Data from: Exploring phylogenetic relationships within Myriapoda and the effects of matrix composition and occupancy on phylogenomic reconstruction
Fernández, Rosa; Edgecombe, Gregory D.; Giribet, Gonzalo (2016), Data from: Exploring phylogenetic relationships within Myriapoda and the effects of matrix composition and occupancy on phylogenomic reconstruction, Dryad, Dataset, https://doi.org/10.5061/dryad.8mp17
Myriapods, including the diverse and familiar centipedes and millipedes, are one of the dominant terrestrial arthropod groups. Although molecular evidence has shown that Myriapoda is monophyletic, its internal phylogeny remains contentious and understudied, especially when compared to those of Chelicerata and Hexapoda.
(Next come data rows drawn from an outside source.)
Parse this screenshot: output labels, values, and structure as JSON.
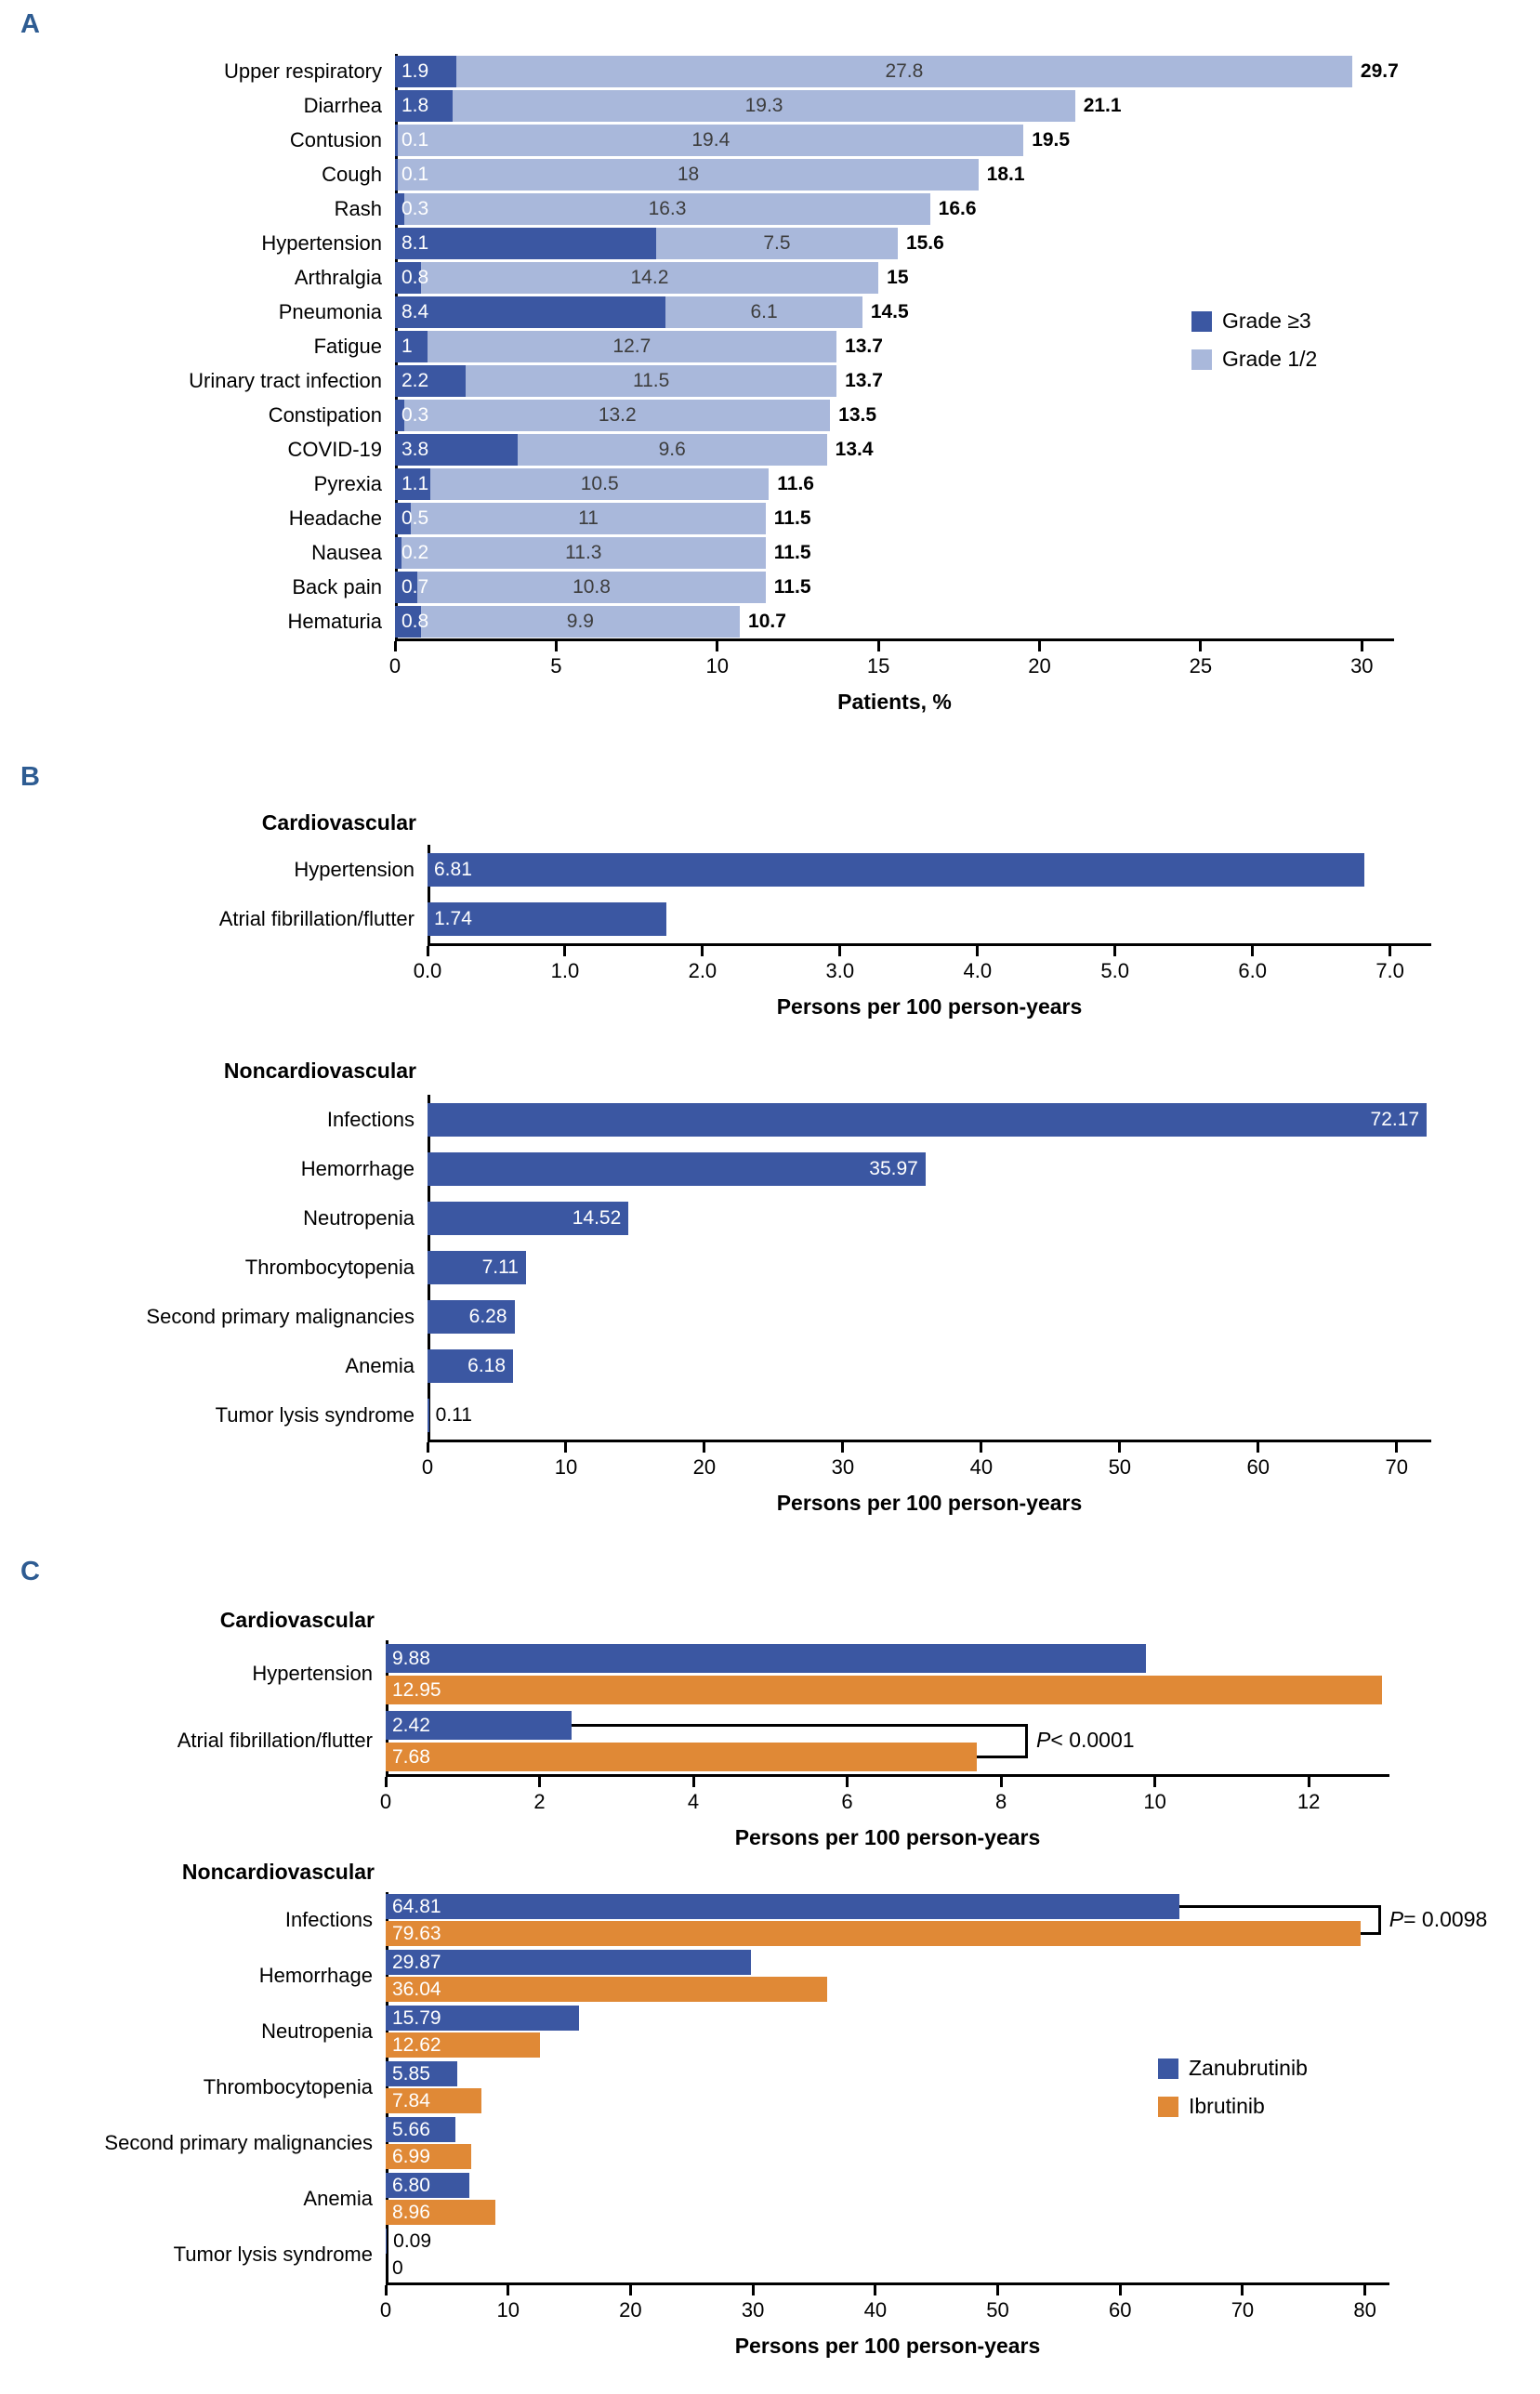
{
  "panels": {
    "a": "A",
    "b": "B",
    "c": "C"
  },
  "legend_a": {
    "grade3": "Grade ≥3",
    "grade12": "Grade 1/2"
  },
  "legend_c": {
    "zanubrutinib": "Zanubrutinib",
    "ibrutinib": "Ibrutinib"
  },
  "colors": {
    "dark_blue": "#3B57A2",
    "light_blue": "#A9B8DB",
    "orange": "#E08936",
    "panel_letter": "#2E5C92",
    "grade12_value_text": "#3D3D3D"
  },
  "chart_data": [
    {
      "id": "a",
      "panel": "A",
      "type": "bar",
      "orientation": "horizontal",
      "stacked": true,
      "categories": [
        "Upper respiratory",
        "Diarrhea",
        "Contusion",
        "Cough",
        "Rash",
        "Hypertension",
        "Arthralgia",
        "Pneumonia",
        "Fatigue",
        "Urinary tract infection",
        "Constipation",
        "COVID-19",
        "Pyrexia",
        "Headache",
        "Nausea",
        "Back pain",
        "Hematuria"
      ],
      "series": [
        {
          "name": "Grade ≥3",
          "values": [
            "1.9",
            "1.8",
            "0.1",
            "0.1",
            "0.3",
            "8.1",
            "0.8",
            "8.4",
            "1",
            "2.2",
            "0.3",
            "3.8",
            "1.1",
            "0.5",
            "0.2",
            "0.7",
            "0.8"
          ]
        },
        {
          "name": "Grade 1/2",
          "values": [
            "27.8",
            "19.3",
            "19.4",
            "18",
            "16.3",
            "7.5",
            "14.2",
            "6.1",
            "12.7",
            "11.5",
            "13.2",
            "9.6",
            "10.5",
            "11",
            "11.3",
            "10.8",
            "9.9"
          ]
        }
      ],
      "totals": [
        "29.7",
        "21.1",
        "19.5",
        "18.1",
        "16.6",
        "15.6",
        "15",
        "14.5",
        "13.7",
        "13.7",
        "13.5",
        "13.4",
        "11.6",
        "11.5",
        "11.5",
        "11.5",
        "10.7"
      ],
      "xlabel": "Patients, %",
      "xlim": [
        0,
        31
      ],
      "tick_values": [
        0,
        5,
        10,
        15,
        20,
        25,
        30
      ],
      "tick_labels": [
        "0",
        "5",
        "10",
        "15",
        "20",
        "25",
        "30"
      ],
      "legend_position": "right",
      "grid": false
    },
    {
      "id": "b1",
      "panel": "B",
      "section": "Cardiovascular",
      "type": "bar",
      "orientation": "horizontal",
      "categories": [
        "Hypertension",
        "Atrial fibrillation/flutter"
      ],
      "values": [
        "6.81",
        "1.74"
      ],
      "xlabel": "Persons per 100 person-years",
      "xlim": [
        0,
        7.3
      ],
      "tick_values": [
        0,
        1,
        2,
        3,
        4,
        5,
        6,
        7
      ],
      "tick_labels": [
        "0.0",
        "1.0",
        "2.0",
        "3.0",
        "4.0",
        "5.0",
        "6.0",
        "7.0"
      ],
      "grid": false
    },
    {
      "id": "b2",
      "panel": "B",
      "section": "Noncardiovascular",
      "type": "bar",
      "orientation": "horizontal",
      "categories": [
        "Infections",
        "Hemorrhage",
        "Neutropenia",
        "Thrombocytopenia",
        "Second primary malignancies",
        "Anemia",
        "Tumor lysis syndrome"
      ],
      "values": [
        "72.17",
        "35.97",
        "14.52",
        "7.11",
        "6.28",
        "6.18",
        "0.11"
      ],
      "xlabel": "Persons per 100 person-years",
      "xlim": [
        0,
        72.5
      ],
      "tick_values": [
        0,
        10,
        20,
        30,
        40,
        50,
        60,
        70
      ],
      "tick_labels": [
        "0",
        "10",
        "20",
        "30",
        "40",
        "50",
        "60",
        "70"
      ],
      "grid": false
    },
    {
      "id": "c1",
      "panel": "C",
      "section": "Cardiovascular",
      "type": "bar",
      "orientation": "horizontal",
      "grouped": true,
      "categories": [
        "Hypertension",
        "Atrial fibrillation/flutter"
      ],
      "series": [
        {
          "name": "Zanubrutinib",
          "values": [
            "9.88",
            "2.42"
          ]
        },
        {
          "name": "Ibrutinib",
          "values": [
            "12.95",
            "7.68"
          ]
        }
      ],
      "xlabel": "Persons per 100 person-years",
      "xlim": [
        0,
        13.05
      ],
      "tick_values": [
        0,
        2,
        4,
        6,
        8,
        10,
        12
      ],
      "tick_labels": [
        "0",
        "2",
        "4",
        "6",
        "8",
        "10",
        "12"
      ],
      "annotations": [
        {
          "row": 1,
          "p": "P",
          "rest": "< 0.0001",
          "bracket_x": 8.35
        }
      ],
      "grid": false
    },
    {
      "id": "c2",
      "panel": "C",
      "section": "Noncardiovascular",
      "type": "bar",
      "orientation": "horizontal",
      "grouped": true,
      "categories": [
        "Infections",
        "Hemorrhage",
        "Neutropenia",
        "Thrombocytopenia",
        "Second primary malignancies",
        "Anemia",
        "Tumor lysis syndrome"
      ],
      "series": [
        {
          "name": "Zanubrutinib",
          "values": [
            "64.81",
            "29.87",
            "15.79",
            "5.85",
            "5.66",
            "6.80",
            "0.09"
          ]
        },
        {
          "name": "Ibrutinib",
          "values": [
            "79.63",
            "36.04",
            "12.62",
            "7.84",
            "6.99",
            "8.96",
            "0"
          ]
        }
      ],
      "xlabel": "Persons per 100 person-years",
      "xlim": [
        0,
        82
      ],
      "tick_values": [
        0,
        10,
        20,
        30,
        40,
        50,
        60,
        70,
        80
      ],
      "tick_labels": [
        "0",
        "10",
        "20",
        "30",
        "40",
        "50",
        "60",
        "70",
        "80"
      ],
      "annotations": [
        {
          "row": 0,
          "p": "P",
          "rest": "= 0.0098",
          "bracket_x": 81.3
        }
      ],
      "legend_position": "right",
      "grid": false
    }
  ]
}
Until now, efforts have focused on taxon sampling (e.g., by including a handful of genes from many species) or on maximizing matrix size (e.g., by including hundreds or thousands of genes in just a few species), but a phylogeny maximizing sampling at both levels remains elusive. In this study, we analyzed 40 Illumina transcriptomes representing 3 of the 4 myriapod classes (Diplopoda, Chilopoda, and Symphyla); 25 transcriptomes were newly sequenced to maximize representation at the ordinal level in Diplopoda and at the family level in Chilopoda. Ten supermatrices were constructed to explore the effect of several potential phylogenetic biases (e.g., rate of evolution, heterotachy) at 3 levels of gene occupancy per taxon (50%, 75%, and 90%). Analyses based on maximum likelihood and Bayesian mixture models retrieved monophyly of each myriapod class, and resulted in 2 alternative phylogenetic positions for Symphyla, as sister group to Diplopoda + Chilopoda, or closer to Diplopoda, the latter hypothesis having been traditionally supported by morphology. Within centipedes, all orders were well supported, but 2 deep nodes remained in conflict in the different analyses despite dense taxon sampling at the family level. Relationships among centipede orders in all analyses conducted with the most complete matrix (90% occupancy) are at odds not only with the sparser but more gene-rich supermatrices (75% and 50% supermatrices) and with the matrices optimizing phylogenetic informativeness or most conserved genes, but also with previous hypotheses based on morphology, development, or other molecular data sets. Our results indicate that a high percentage of ribosomal proteins in the most complete matrices, in conjunction with distance from the root, can act in concert to compromise the estimated relationships within the ingroup. We discuss the implications of these findings in the context of the ever more prevalent quest for completeness in phylogenomic studies.